Organised by Linda Parr: Artists from twenty-two countries responded to the call to create the Two Hundred and Forty-three Postcards in Real Colour. A slideshow video was presented at BABE for The Lost Weekend and a catalogue will be forthcoming.

‘The exhibition is on display for students and staff at Bower Ashton Library before touring, read more about the exhibition here.

Georges Perec parodied these postcard messages in ‘Two Hundred and Forty-three Postcards in Real Colour’, dedicated to his fellow writer and friend Italo Calvino. These imaginary missives are now becoming a reality, postal postmodernists on a Grand Tour via Perec’s Postcards.’ See them on Instagram. Image here by Valeska Hykel Mears: Weather sublime, high-quality food, delightful people. We’re at the Hôtel de Gascogne. Thinking of you a lot.


Centre of Gravity

Book and Print Summer Institute 2021

Our Summer Institute this year includes: MOT’ing your art practice with the wonderful Emma Gregory; Photogravure: an early photographic printing process with a modern twist with Dr Peter Moseley; Poetic Artists’ Books with Jeremy Dixon and Tetra Pak Printmaking with Stephen Fowler, and two sold out classes with Lucy May Schofield.

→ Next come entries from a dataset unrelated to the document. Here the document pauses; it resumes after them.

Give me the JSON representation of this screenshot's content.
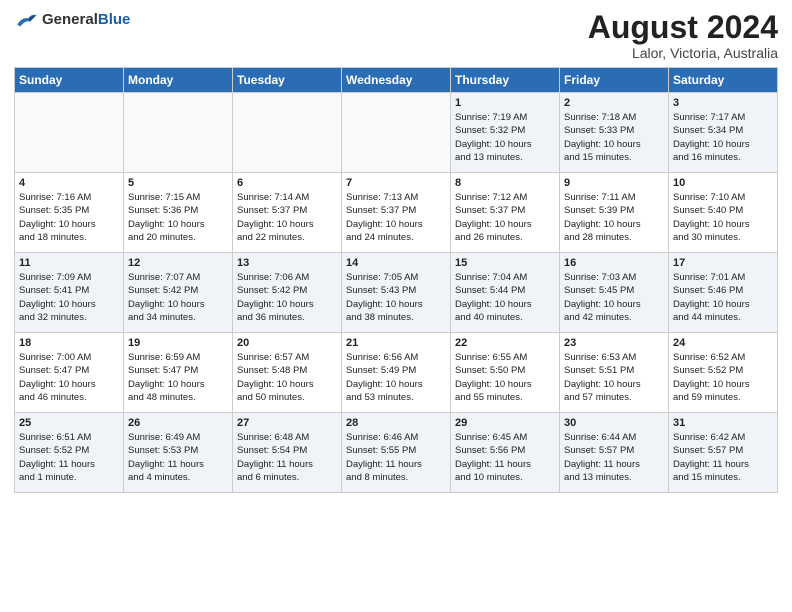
{
  "logo": {
    "general": "General",
    "blue": "Blue"
  },
  "header": {
    "month": "August 2024",
    "location": "Lalor, Victoria, Australia"
  },
  "weekdays": [
    "Sunday",
    "Monday",
    "Tuesday",
    "Wednesday",
    "Thursday",
    "Friday",
    "Saturday"
  ],
  "weeks": [
    [
      {
        "day": "",
        "info": ""
      },
      {
        "day": "",
        "info": ""
      },
      {
        "day": "",
        "info": ""
      },
      {
        "day": "",
        "info": ""
      },
      {
        "day": "1",
        "info": "Sunrise: 7:19 AM\nSunset: 5:32 PM\nDaylight: 10 hours\nand 13 minutes."
      },
      {
        "day": "2",
        "info": "Sunrise: 7:18 AM\nSunset: 5:33 PM\nDaylight: 10 hours\nand 15 minutes."
      },
      {
        "day": "3",
        "info": "Sunrise: 7:17 AM\nSunset: 5:34 PM\nDaylight: 10 hours\nand 16 minutes."
      }
    ],
    [
      {
        "day": "4",
        "info": "Sunrise: 7:16 AM\nSunset: 5:35 PM\nDaylight: 10 hours\nand 18 minutes."
      },
      {
        "day": "5",
        "info": "Sunrise: 7:15 AM\nSunset: 5:36 PM\nDaylight: 10 hours\nand 20 minutes."
      },
      {
        "day": "6",
        "info": "Sunrise: 7:14 AM\nSunset: 5:37 PM\nDaylight: 10 hours\nand 22 minutes."
      },
      {
        "day": "7",
        "info": "Sunrise: 7:13 AM\nSunset: 5:37 PM\nDaylight: 10 hours\nand 24 minutes."
      },
      {
        "day": "8",
        "info": "Sunrise: 7:12 AM\nSunset: 5:37 PM\nDaylight: 10 hours\nand 26 minutes."
      },
      {
        "day": "9",
        "info": "Sunrise: 7:11 AM\nSunset: 5:39 PM\nDaylight: 10 hours\nand 28 minutes."
      },
      {
        "day": "10",
        "info": "Sunrise: 7:10 AM\nSunset: 5:40 PM\nDaylight: 10 hours\nand 30 minutes."
      }
    ],
    [
      {
        "day": "11",
        "info": "Sunrise: 7:09 AM\nSunset: 5:41 PM\nDaylight: 10 hours\nand 32 minutes."
      },
      {
        "day": "12",
        "info": "Sunrise: 7:07 AM\nSunset: 5:42 PM\nDaylight: 10 hours\nand 34 minutes."
      },
      {
        "day": "13",
        "info": "Sunrise: 7:06 AM\nSunset: 5:42 PM\nDaylight: 10 hours\nand 36 minutes."
      },
      {
        "day": "14",
        "info": "Sunrise: 7:05 AM\nSunset: 5:43 PM\nDaylight: 10 hours\nand 38 minutes."
      },
      {
        "day": "15",
        "info": "Sunrise: 7:04 AM\nSunset: 5:44 PM\nDaylight: 10 hours\nand 40 minutes."
      },
      {
        "day": "16",
        "info": "Sunrise: 7:03 AM\nSunset: 5:45 PM\nDaylight: 10 hours\nand 42 minutes."
      },
      {
        "day": "17",
        "info": "Sunrise: 7:01 AM\nSunset: 5:46 PM\nDaylight: 10 hours\nand 44 minutes."
      }
    ],
    [
      {
        "day": "18",
        "info": "Sunrise: 7:00 AM\nSunset: 5:47 PM\nDaylight: 10 hours\nand 46 minutes."
      },
      {
        "day": "19",
        "info": "Sunrise: 6:59 AM\nSunset: 5:47 PM\nDaylight: 10 hours\nand 48 minutes."
      },
      {
        "day": "20",
        "info": "Sunrise: 6:57 AM\nSunset: 5:48 PM\nDaylight: 10 hours\nand 50 minutes."
      },
      {
        "day": "21",
        "info": "Sunrise: 6:56 AM\nSunset: 5:49 PM\nDaylight: 10 hours\nand 53 minutes."
      },
      {
        "day": "22",
        "info": "Sunrise: 6:55 AM\nSunset: 5:50 PM\nDaylight: 10 hours\nand 55 minutes."
      },
      {
        "day": "23",
        "info": "Sunrise: 6:53 AM\nSunset: 5:51 PM\nDaylight: 10 hours\nand 57 minutes."
      },
      {
        "day": "24",
        "info": "Sunrise: 6:52 AM\nSunset: 5:52 PM\nDaylight: 10 hours\nand 59 minutes."
      }
    ],
    [
      {
        "day": "25",
        "info": "Sunrise: 6:51 AM\nSunset: 5:52 PM\nDaylight: 11 hours\nand 1 minute."
      },
      {
        "day": "26",
        "info": "Sunrise: 6:49 AM\nSunset: 5:53 PM\nDaylight: 11 hours\nand 4 minutes."
      },
      {
        "day": "27",
        "info": "Sunrise: 6:48 AM\nSunset: 5:54 PM\nDaylight: 11 hours\nand 6 minutes."
      },
      {
        "day": "28",
        "info": "Sunrise: 6:46 AM\nSunset: 5:55 PM\nDaylight: 11 hours\nand 8 minutes."
      },
      {
        "day": "29",
        "info": "Sunrise: 6:45 AM\nSunset: 5:56 PM\nDaylight: 11 hours\nand 10 minutes."
      },
      {
        "day": "30",
        "info": "Sunrise: 6:44 AM\nSunset: 5:57 PM\nDaylight: 11 hours\nand 13 minutes."
      },
      {
        "day": "31",
        "info": "Sunrise: 6:42 AM\nSunset: 5:57 PM\nDaylight: 11 hours\nand 15 minutes."
      }
    ]
  ]
}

View all our courses and book online here. we hope to see you here at Bower Ashton this summer.
Image here: Tetra Pak Printmaking by Stephen Fowler


abyb2022

Call for entries – Artist’s Book Yearbook 2022-2023

As the pandemic has caused so many delays we have pushed back publication of the Artist’s Book Yearbook 2022-2023 to give artists and organisations time to send in their free listings. Please download the free listings form to fill in and return by 10th September 2021 here.

The ABYB is a biennial reference publication focusing on international activity in the field of book arts. It serves as a resource for artists, academics, students, collectors, librarians, dealers, publishers and researchers, in fact anyone interested in artists’ books!

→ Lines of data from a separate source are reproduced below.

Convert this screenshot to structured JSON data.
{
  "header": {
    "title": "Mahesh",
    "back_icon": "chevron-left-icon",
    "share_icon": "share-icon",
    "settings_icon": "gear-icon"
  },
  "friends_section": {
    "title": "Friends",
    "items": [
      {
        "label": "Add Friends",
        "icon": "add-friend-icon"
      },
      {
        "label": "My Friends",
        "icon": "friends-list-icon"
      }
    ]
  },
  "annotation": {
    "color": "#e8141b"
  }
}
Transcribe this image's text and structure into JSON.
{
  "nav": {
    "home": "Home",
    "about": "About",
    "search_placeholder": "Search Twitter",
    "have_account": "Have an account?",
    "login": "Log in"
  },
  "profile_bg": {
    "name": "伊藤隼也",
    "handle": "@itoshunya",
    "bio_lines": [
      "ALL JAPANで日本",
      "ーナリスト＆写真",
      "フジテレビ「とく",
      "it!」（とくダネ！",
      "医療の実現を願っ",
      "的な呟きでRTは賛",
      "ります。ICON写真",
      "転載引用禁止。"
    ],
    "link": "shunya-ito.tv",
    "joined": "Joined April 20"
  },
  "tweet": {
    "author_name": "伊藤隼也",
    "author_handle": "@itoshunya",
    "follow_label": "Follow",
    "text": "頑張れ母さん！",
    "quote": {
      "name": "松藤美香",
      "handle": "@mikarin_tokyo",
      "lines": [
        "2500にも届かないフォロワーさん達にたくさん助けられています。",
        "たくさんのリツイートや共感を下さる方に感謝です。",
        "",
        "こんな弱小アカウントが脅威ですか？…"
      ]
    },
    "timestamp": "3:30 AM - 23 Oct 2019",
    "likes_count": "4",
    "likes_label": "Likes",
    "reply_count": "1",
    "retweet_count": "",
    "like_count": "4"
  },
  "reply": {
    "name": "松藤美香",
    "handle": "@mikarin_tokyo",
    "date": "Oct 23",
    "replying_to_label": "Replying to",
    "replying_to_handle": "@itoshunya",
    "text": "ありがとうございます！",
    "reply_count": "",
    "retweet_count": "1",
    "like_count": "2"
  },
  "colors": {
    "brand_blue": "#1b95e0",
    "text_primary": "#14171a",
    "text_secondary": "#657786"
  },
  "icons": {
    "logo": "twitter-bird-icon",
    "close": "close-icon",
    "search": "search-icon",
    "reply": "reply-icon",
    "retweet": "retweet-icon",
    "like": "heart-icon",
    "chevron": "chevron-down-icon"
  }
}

The 2022-2023 issue will have essays, articles, and lots of useful information on: Artist’s Book Publishers & Presses; Bookshops for artists’ books; Artist’s Book Dealers; Artist’s Book Galleries & Centres; Collections, Libraries & Archives; Artist’s Book Fairs and Events; Book Arts Courses and Workshops; Design, Print & Bind; Print Studios; Journals and Magazines; New Reference Publications; Organisations, People, Projects and Societies.

Artists are invited to list up to 3 of their recent book works. You can also list your bookshop, print studio, bindery, artist’s book fair, supplier services, gallery, institution, library, reference book, journal, society, organisation, workshops or courses etc.

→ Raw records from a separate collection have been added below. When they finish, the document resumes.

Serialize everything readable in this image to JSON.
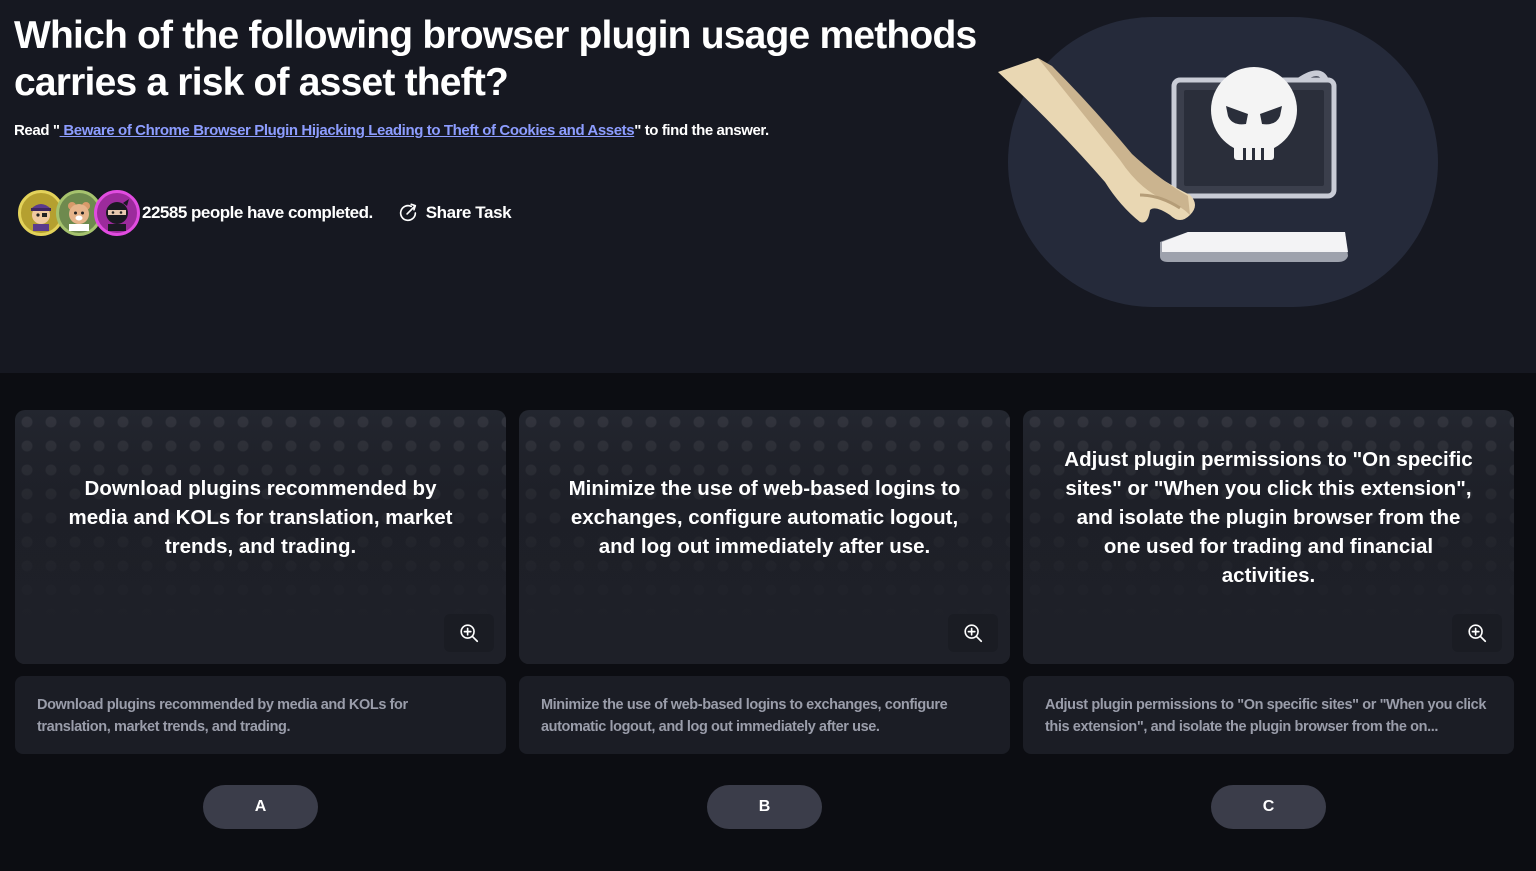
{
  "question": {
    "title": "Which of the following browser plugin usage methods carries a risk of asset theft?",
    "read_prefix": "Read \"",
    "read_link": " Beware of Chrome Browser Plugin Hijacking Leading to Theft of Cookies and Assets",
    "read_suffix": "\" to find the answer."
  },
  "meta": {
    "completed_text": "22585 people have completed.",
    "share_label": "Share Task",
    "avatar_icons": [
      "pirate-avatar-icon",
      "bear-avatar-icon",
      "ninja-avatar-icon"
    ]
  },
  "options": [
    {
      "letter": "A",
      "card_text": "Download plugins recommended by media and KOLs for translation, market trends, and trading.",
      "desc": "Download plugins recommended by media and KOLs for translation, market trends, and trading."
    },
    {
      "letter": "B",
      "card_text": "Minimize the use of web-based logins to exchanges, configure automatic logout, and log out immediately after use.",
      "desc": "Minimize the use of web-based logins to exchanges, configure automatic logout, and log out immediately after use."
    },
    {
      "letter": "C",
      "card_text": "Adjust plugin permissions to \"On specific sites\" or \"When you click this extension\", and isolate the plugin browser from the one used for trading and financial activities.",
      "desc": "Adjust plugin permissions to \"On specific sites\" or \"When you click this extension\", and isolate the plugin browser from the on..."
    }
  ],
  "colors": {
    "page_bg": "#0c0d12",
    "hero_bg": "#161821",
    "link": "#8d9dff",
    "button_bg": "#3b3d4a",
    "desc_text": "#9a9daa"
  }
}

Publication date: January 2022. All listings are free of charge. If you would like to support the publication of the ABYB by pre-ordering a copy or taking out an advert please visit our online store here.


MAMDP

Our 2021 MAMDP graduates and awards

Our class of 2021 is graduating, you can see some work on their online showcase and on the MAMDP Instagram.

We are pleased to announce that the 2021 Agassi Book Arts Prize is shared between the MA Multidisciplinary Printmaking students Csilla Bíro and Ben Jenner for their artists’ publications. Read more about their work and the prize here.

The 2021 Clifford Moss Prize goes to Emma Brown and the Rebecca Smith Award to Stephen Fowler.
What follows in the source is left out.